If I membered their names correctly, Julian was the one who shined brighter with a natural gift. He had honey blonde hair cropped close to his skull in a buzz cut that, no matter the short length of it, would still give off a golden shine in the sun. He was tall, slender, and had a deep tan that said he'd spent a whole lot of time outdoors over the summer, and the tan had stuck with him and likely would year around. It might fade a little over the winter months but would darken right back up again as soon as the weather grew nicer and he started to spend more time outside again. There was a black hoop sticking through one of his lips, and I realized it was through the opposite side of the lip that Ariel had a similar black hoop through hers.

If I were anyone but her father, and of a different generation, I might have thought the matching lip rings was sweet. But I wasn't a different man, and I didn't want to think about where that lip ring had been when it came to my daughter. I scowled at them both.

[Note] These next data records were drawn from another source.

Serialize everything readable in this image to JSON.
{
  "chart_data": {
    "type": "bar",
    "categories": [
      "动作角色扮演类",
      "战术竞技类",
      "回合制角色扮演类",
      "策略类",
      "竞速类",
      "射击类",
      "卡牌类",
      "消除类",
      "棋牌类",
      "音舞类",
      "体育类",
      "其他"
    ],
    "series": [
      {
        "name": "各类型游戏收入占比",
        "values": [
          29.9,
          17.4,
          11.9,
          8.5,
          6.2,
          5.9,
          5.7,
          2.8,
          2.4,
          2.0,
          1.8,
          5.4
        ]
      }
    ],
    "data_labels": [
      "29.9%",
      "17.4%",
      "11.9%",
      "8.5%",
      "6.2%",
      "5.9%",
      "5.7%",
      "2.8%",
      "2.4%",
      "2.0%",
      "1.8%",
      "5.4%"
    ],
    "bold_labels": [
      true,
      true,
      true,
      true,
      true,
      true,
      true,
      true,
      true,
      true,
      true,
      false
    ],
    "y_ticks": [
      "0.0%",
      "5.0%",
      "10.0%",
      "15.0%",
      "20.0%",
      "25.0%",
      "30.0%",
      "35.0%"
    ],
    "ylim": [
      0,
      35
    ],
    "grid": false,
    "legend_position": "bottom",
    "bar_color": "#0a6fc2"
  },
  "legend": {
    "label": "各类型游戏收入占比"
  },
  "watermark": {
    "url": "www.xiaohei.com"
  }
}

The other one, the one whose light had burned harsher and colder than the other one, was Damien, if I was remembering his name correctly. He looked like a smug prick, and I completely understood why his aura was different than the other one. It was in his perfect clothes that matched his haughty demeanor. He looked like he spent a lot of time looking down on others, and I wasn't so sure I wanted him around my daughter. Not until I got a glimpse at the humble side of him, if there even was one.

"Yeah," Julian said. He glanced at his friend who shook his head before looking back at me and making excellent eye contact. "I'm Julian, and that's Damien. What are you doing up here in Ariel's room?"

He was direct, I'd give him that much.

"Could ask you the same question," I shot back, just to fuck with him and his snooty looking buddy.